Hendricks County Health Department (HCHD) officials recommend following these five steps to keep yourself and/or your family safe and healthy this winter.
- Winterize your home – “As the frequency of winter storms increases from December through March, it is essential to prepare your home to weather the storms,” says Krista Click, Environmental Health Director at HCHD. “Prepping your home includes several simple tasks such as installing weather stripping on the seams of doors and windows, servicing and cleaning your heating system and/or chimneys, changing batteries in smoke and carbon monoxide (CO) detectors, and ensuring water pipes are provided warm air on the coldest nights.”
- Stock up on necessities and emergency supplies – “During more severe winter weather events, power outages are likely to effect some residents,” says Jeff Corder, Preparedness Coordinator at HCHD. “One of the best ways you can prevent discomfort or emergencies during power outages is by stocking up on necessities such as nonperishable foods and bottled water, as well as emergency supplies such as blankets, flashlights and batteries, a first aid kit, toiletries and baby items, a battery powered phone charger, and any prescribed medications.” To avoid CO poisoning, the Centers for Disease Control and Prevention (CDC) also warn against ever using a grill, camp stove, propane heater, or generator inside the house. CO poisoning symptoms can include nausea, dizziness, headache, weakness, and confusion – dial 911 immediately if your or a family member exhibit these symptoms.
- Dress appropriately for and limit outdoor time – “Three of the greatest threats to you or a family member when spending time outside in the cold are frostbite, hypothermia, and injuries due to falling,” says Kandi Jamison, Public Health Nursing Director at HCHD. “Be sure to wear warm inner layers, a thick woven coat, gloves, a scarf, waterproof boots, and a hat.
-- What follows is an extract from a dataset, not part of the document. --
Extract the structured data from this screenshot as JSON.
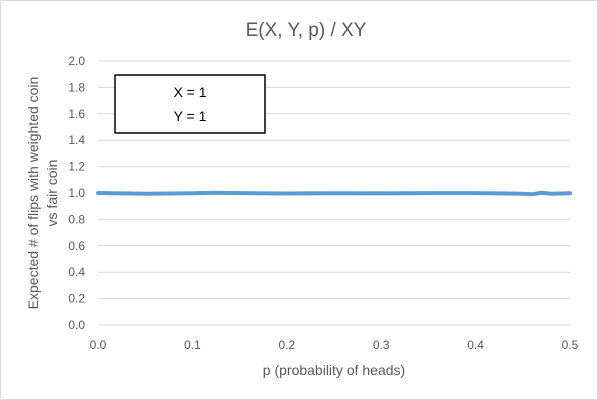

Do your best not to get soaking wet when playing in the snow, and always remember to put salt or kitty litter down on sidewalks and driveways to prevent slipping.”
- Avoid travel during weather advisories — “When local weather and emergency authorities issue travel advisories related to winter weather, it is essential to obey them in order to prevent car accidents,” says Corder. “Yes, we all need to get to work, but your safety and your family’s safety are more important than being on-time. If you can avoid travelling during advisories, please do so.”
- If you must travel, prepare your car and drive safely — The CDC recommends preparing your car for winter travel by checking tire tread and pressures, using cold-weather windshield washer fluid, serving the radiator and antifreeze levels, and keeping the gas tank full. It’s also advised to keep an emergency kit in your car which includes a flashlight, batteries, a radio, a blanket, booster cables, first aid kit, a portable phone charger, and nonperishable food and water.